Why Your Brain-Computer Interface Should Care

This isn't just academic navel-gazing. High-gamma signals have been a workhorse in brain-computer interfaces partly because they're remarkably stable over time - way more reliable than tracking individual neuron spikes, which tend to drift and vanish as electrodes shift (Flint et al., 2013). Slutzky's finding finally explains why: if high-gamma reflects the pooled input from many distant neurons rather than a handful of local ones, losing a few nearby cells to electrode migration barely matters. The mail still gets delivered even if a few houses on the street move away.
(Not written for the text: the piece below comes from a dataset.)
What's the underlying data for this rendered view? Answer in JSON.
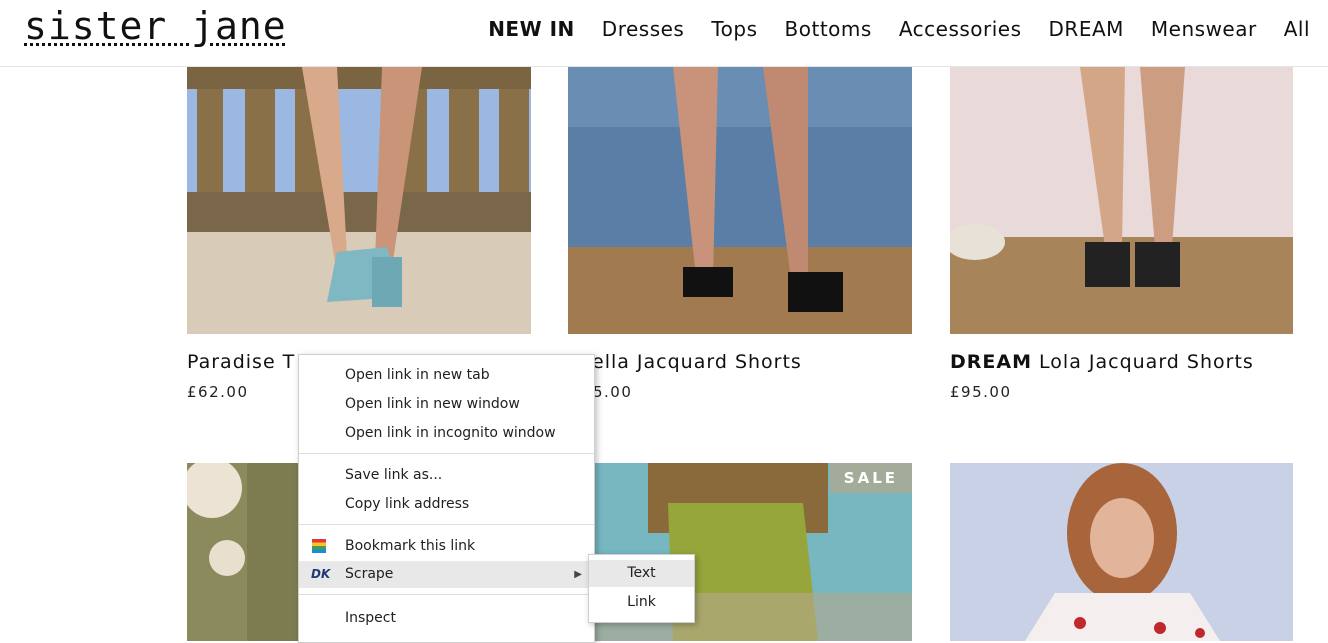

But there's a flip side. Every study that interpreted high-gamma as a readout of local neural processing might need a second look. That signal you thought was telling you what neurons right here were doing? It was actually a bulletin from the whole cortical neighborhood (Pesaran et al., 2018). For neuroscientists mapping brain function with high-gamma, this is like discovering your "local news" channel was actually broadcasting from three counties over.

The Bottom Line

Sometimes the most useful signals are the ones we understood the least. High-gamma activity spent decades being treated as a proxy for nearby neuron firing, and it worked well enough that nobody questioned the fine print. It took a clever BMI experiment - and some very cooperative monkeys - to reveal that this workhorse signal has been reporting on a much larger story all along. The brain, as usual, is weirder and more interconnected than we gave it credit for.

References

  1. Lei, T., Scheid, M.R., Flint, R.D., Glaser, J.I., & Slutzky, M.W. (2026). Active dissociation of intracortical spiking and high gamma activity. Nature. DOI: 10.1038/s41586-026-10331-y

  2. Ray, S. & Maunsell, J.H.R. (2011). Different origins of gamma rhythm and high-gamma activity in macaque visual cortex. PLOS Biology, 9(4), e1000610. DOI: 10.1371/journal.pbio.1000610. PMID: 21532743

  3. Buzsáki, G., Anastassiou, C.A., & Koch, C. (2012). The origin of extracellular fields and currents - EEG, ECoG, LFP and spikes. Nature Reviews Neuroscience, 13, 407-420. DOI: 10.1038/nrn3241. PMID: 22595786

  4. Flint, R.D., Wright, Z.A., Scheid, M.R., & Slutzky, M.W. (2013). Long term, stable brain machine interface performance using local field potentials and multiunit spikes. Journal of Neural Engineering, 10(5), 056005. DOI: 10.1088/1741-2560/10/5/056005. PMID: 23918061

  5. Pesaran, B., Vinck, M., Einevoll, G.T., et al. (2018). Investigating large-scale brain dynamics using field potential recordings: analysis and interpretation. Nature Neuroscience, 21(7), 903-919. DOI: 10.1038/s41593-018-0171-8. PMID: 29942039

Disclaimer: The image accompanying this article is for illustrative purposes only and does not depict actual experimental results, data, or biological mechanisms.